Pemilihan Agam sebagai pilot project didasarkan pada data kerusakan ekonomi pascagempa dan kesiapan pemerintah daerah setempat. Banyak warga kehilangan tempat usaha sekaligus tempat tinggal, sehingga skema pembiayaan harus dirancang ulang dari nol.
Agam juga dinilai memiliki ekosistem usaha mikro yang relatif terdata, memudahkan proses verifikasi calon penerima bantuan. Jika berhasil, model ini akan direplikasi ke kabupaten/kota lain di Sumatra yang mengalami bencana serupa.

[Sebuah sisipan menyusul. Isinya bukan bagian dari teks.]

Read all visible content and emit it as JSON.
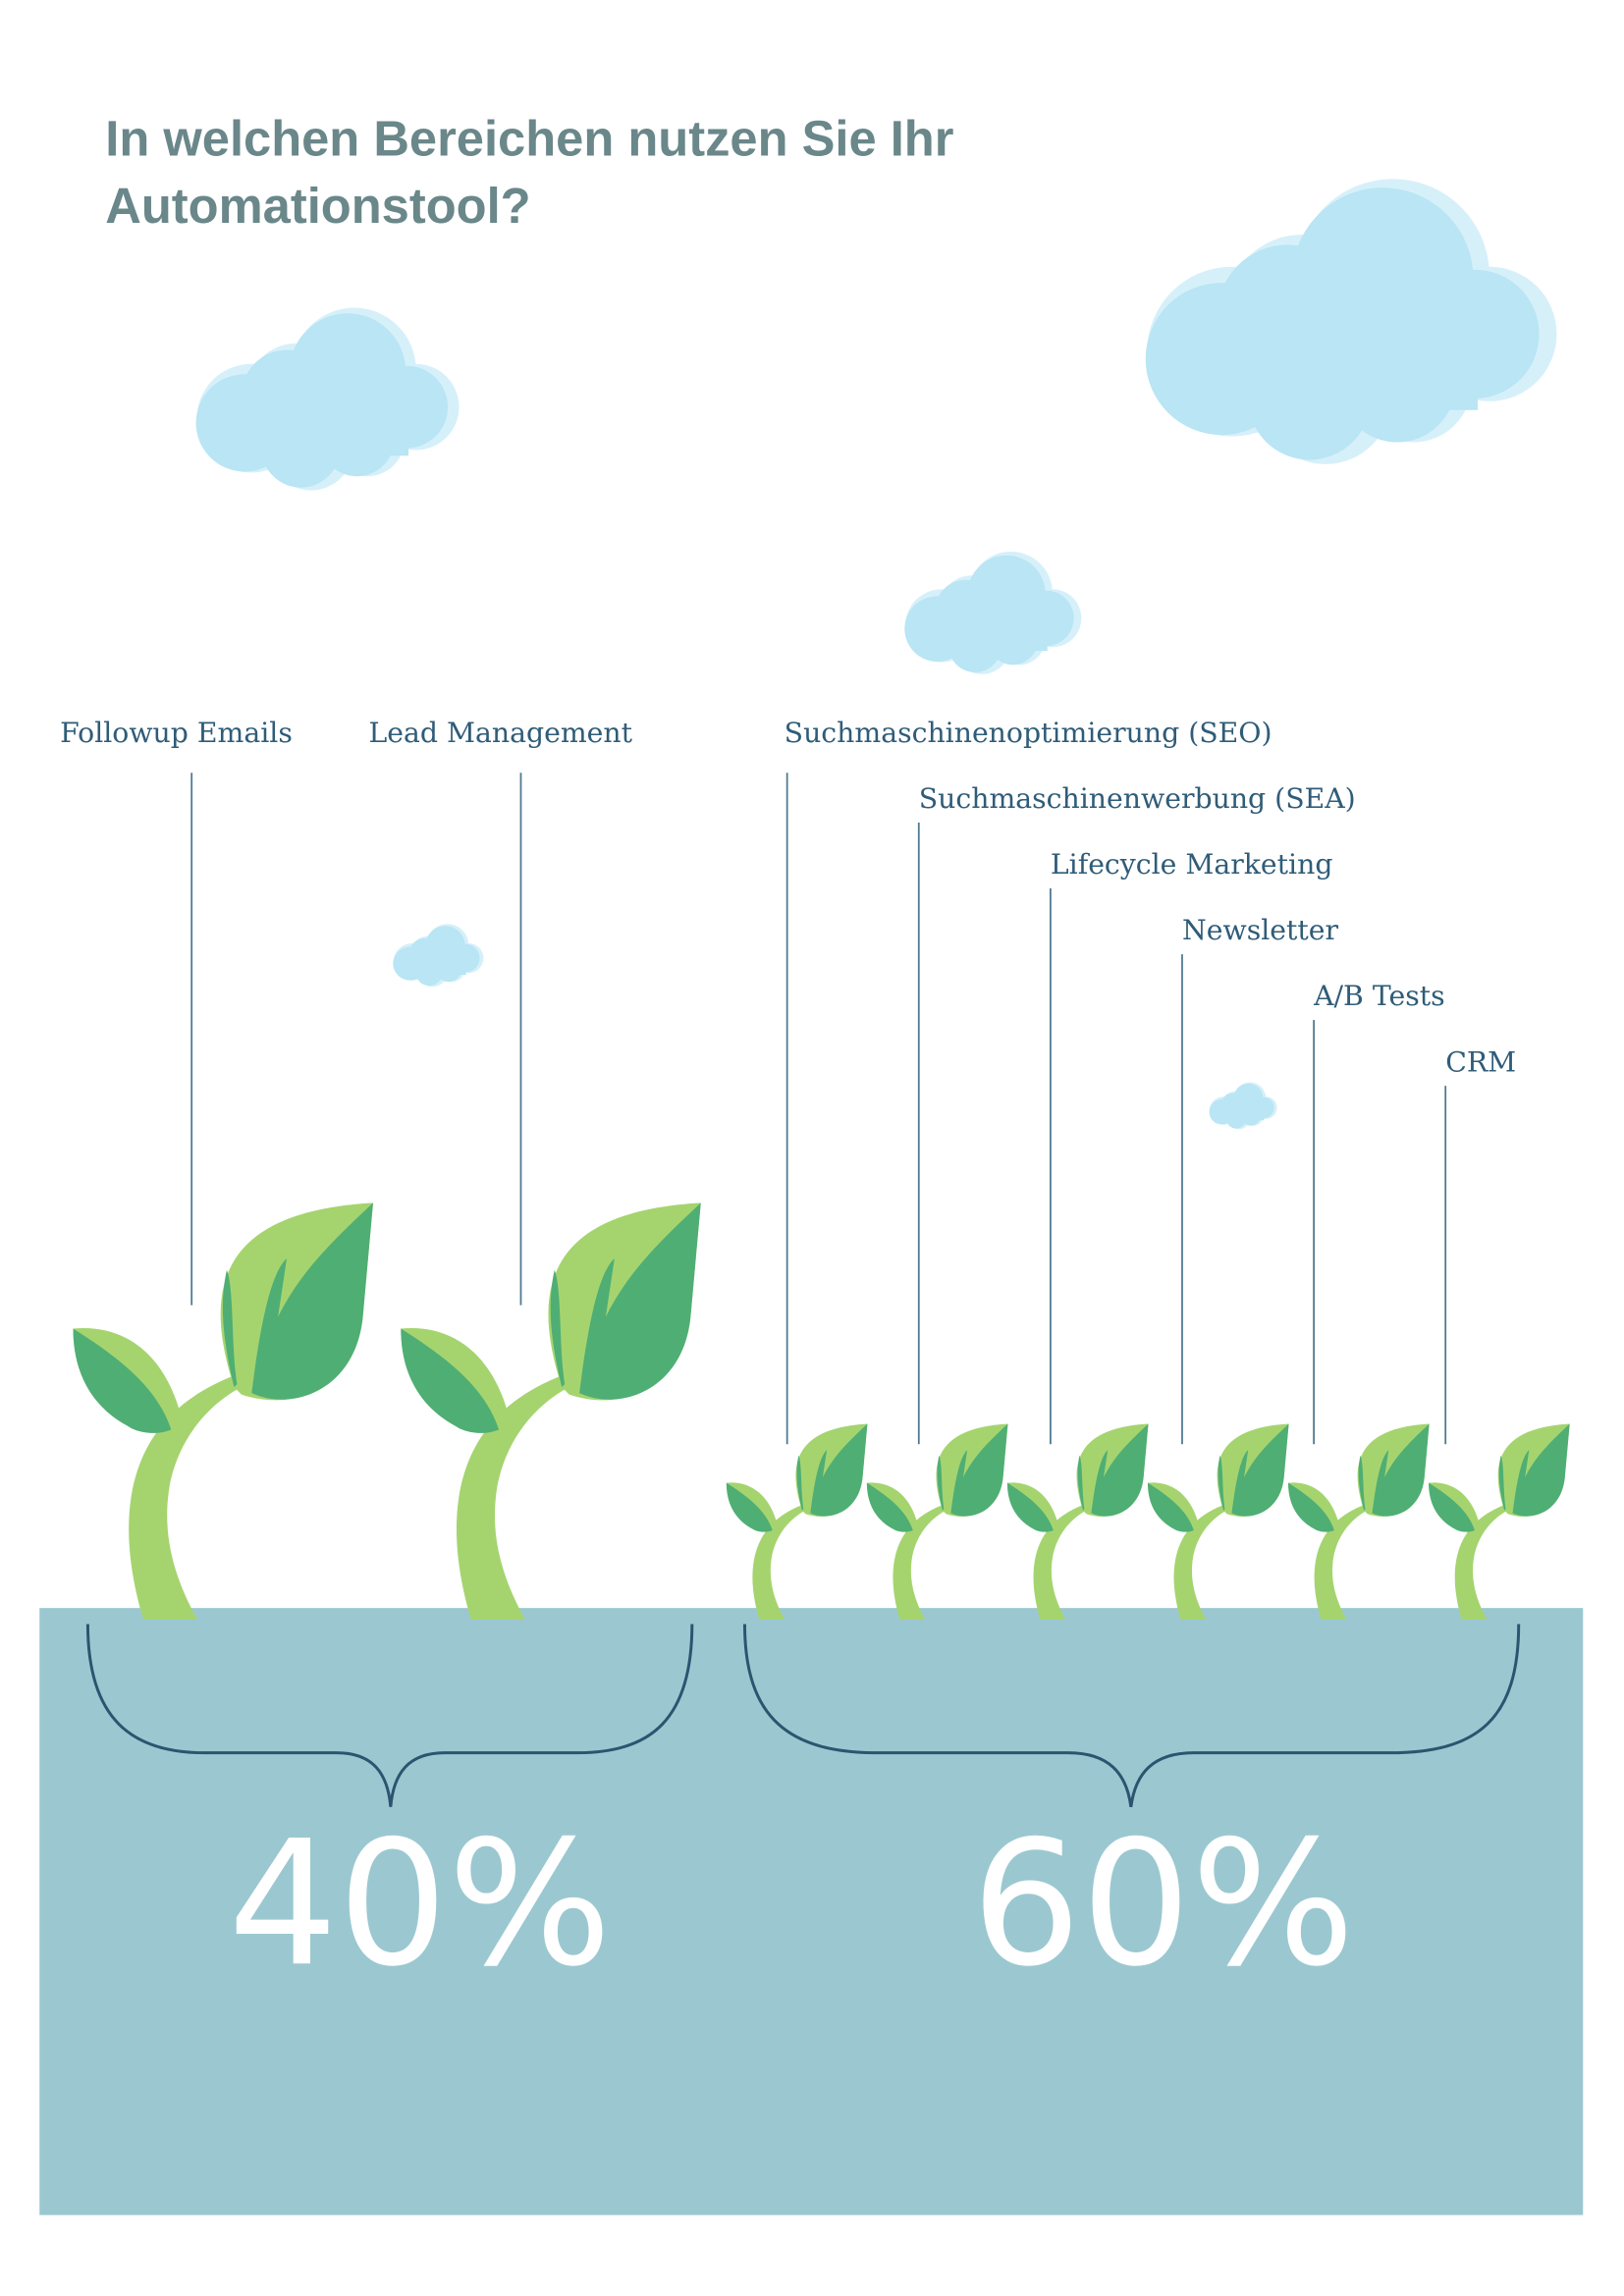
{
  "title": {
    "line1": "In welchen Bereichen nutzen Sie Ihr",
    "line2": "Automationstool?"
  },
  "groups": [
    {
      "percent": "40%",
      "labels": [
        "Followup Emails",
        "Lead Management"
      ]
    },
    {
      "percent": "60%",
      "labels": [
        "Suchmaschinenoptimierung (SEO)",
        "Suchmaschinenwerbung (SEA)",
        "Lifecycle Marketing",
        "Newsletter",
        "A/B Tests",
        "CRM"
      ]
    }
  ],
  "colors": {
    "title": "#6a878a",
    "label": "#2f5c78",
    "ground": "#9bc8d0",
    "leaf_dark": "#4fae74",
    "leaf_light": "#a5d46f",
    "cloud": "#b9e5f4",
    "cloud_back": "#d6f0fa"
  }
}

Satgas PRR-PNM menargetkan pilot project berjalan selama enam bulan pertama. Indikator keberhasilan tidak hanya pada tingkat pengembalian pinjaman, melainkan juga pada pertumbuhan omzet usaha penerima bantuan.
Pendampingan akan difokuskan pada aspek pencatatan keuangan sederhana, strategi pemasaran, dan akses ke rantai pasok lokal. “Kami tidak ingin program ini menjadi proyek bantuan yang berhenti di tengah jalan,” ujar sumber yang sama.

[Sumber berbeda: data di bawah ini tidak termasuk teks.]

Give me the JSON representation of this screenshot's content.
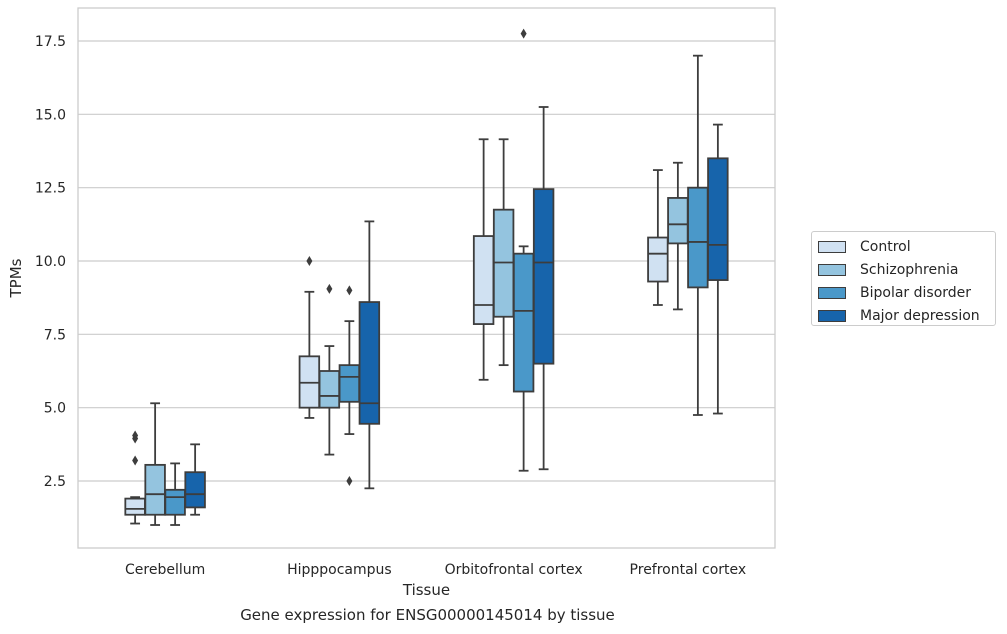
{
  "caption": "Gene expression for ENSG00000145014 by tissue",
  "chart_data": {
    "type": "box",
    "title": "",
    "xlabel": "Tissue",
    "ylabel": "TPMs",
    "ylim": [
      0.3,
      18.4
    ],
    "yticks": [
      2.5,
      5.0,
      7.5,
      10.0,
      12.5,
      15.0,
      17.5
    ],
    "ytick_labels": [
      "2.5",
      "5.0",
      "7.5",
      "10.0",
      "12.5",
      "15.0",
      "17.5"
    ],
    "grid": "horizontal",
    "legend_position": "right",
    "categories": [
      "Cerebellum",
      "Hipppocampus",
      "Orbitofrontal cortex",
      "Prefrontal cortex"
    ],
    "series": [
      {
        "name": "Control",
        "color": "#d0e1f2",
        "boxes": [
          {
            "whislo": 1.05,
            "q1": 1.35,
            "med": 1.55,
            "q3": 1.9,
            "whishi": 1.95,
            "fliers": [
              3.2,
              3.95,
              4.05
            ]
          },
          {
            "whislo": 4.65,
            "q1": 5.0,
            "med": 5.85,
            "q3": 6.75,
            "whishi": 8.95,
            "fliers": [
              10.0
            ]
          },
          {
            "whislo": 5.95,
            "q1": 7.85,
            "med": 8.5,
            "q3": 10.85,
            "whishi": 14.15,
            "fliers": []
          },
          {
            "whislo": 8.5,
            "q1": 9.3,
            "med": 10.25,
            "q3": 10.8,
            "whishi": 13.1,
            "fliers": []
          }
        ]
      },
      {
        "name": "Schizophrenia",
        "color": "#94c4df",
        "boxes": [
          {
            "whislo": 1.0,
            "q1": 1.35,
            "med": 2.05,
            "q3": 3.05,
            "whishi": 5.15,
            "fliers": []
          },
          {
            "whislo": 3.4,
            "q1": 5.0,
            "med": 5.4,
            "q3": 6.25,
            "whishi": 7.1,
            "fliers": [
              9.05
            ]
          },
          {
            "whislo": 6.45,
            "q1": 8.1,
            "med": 9.95,
            "q3": 11.75,
            "whishi": 14.15,
            "fliers": []
          },
          {
            "whislo": 8.35,
            "q1": 10.6,
            "med": 11.25,
            "q3": 12.15,
            "whishi": 13.35,
            "fliers": []
          }
        ]
      },
      {
        "name": "Bipolar disorder",
        "color": "#4a98c9",
        "boxes": [
          {
            "whislo": 1.0,
            "q1": 1.35,
            "med": 1.95,
            "q3": 2.2,
            "whishi": 3.1,
            "fliers": []
          },
          {
            "whislo": 4.1,
            "q1": 5.2,
            "med": 6.05,
            "q3": 6.45,
            "whishi": 7.95,
            "fliers": [
              2.5,
              9.0
            ]
          },
          {
            "whislo": 2.85,
            "q1": 5.55,
            "med": 8.3,
            "q3": 10.25,
            "whishi": 10.5,
            "fliers": [
              17.75
            ]
          },
          {
            "whislo": 4.75,
            "q1": 9.1,
            "med": 10.65,
            "q3": 12.5,
            "whishi": 17.0,
            "fliers": []
          }
        ]
      },
      {
        "name": "Major depression",
        "color": "#1764ab",
        "boxes": [
          {
            "whislo": 1.35,
            "q1": 1.6,
            "med": 2.05,
            "q3": 2.8,
            "whishi": 3.75,
            "fliers": []
          },
          {
            "whislo": 2.25,
            "q1": 4.45,
            "med": 5.15,
            "q3": 8.6,
            "whishi": 11.35,
            "fliers": []
          },
          {
            "whislo": 2.9,
            "q1": 6.5,
            "med": 9.95,
            "q3": 12.45,
            "whishi": 15.25,
            "fliers": []
          },
          {
            "whislo": 4.8,
            "q1": 9.35,
            "med": 10.55,
            "q3": 13.5,
            "whishi": 14.65,
            "fliers": []
          }
        ]
      }
    ]
  }
}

Program ini merupakan bagian dari mandat Satgas PRR-PNM yang dibentuk pascagempa untuk mempercepat pemulihan ekonomi masyarakat. Selama ini, penyintas kerap menghadapi kendala klasik: modal terbatas dan ketiadaan pendampingan pasca-pencairan dana.
Dengan skema baru ini, pemerintah berharap angka usaha mikro yang bangkrut akibat bencana bisa ditekan. Data awal menunjukkan sekitar 40 persen pelaku UMKM di zona bencana kesulitan memulai usaha kembali karena terjebak utang dan kehilangan aset produktif.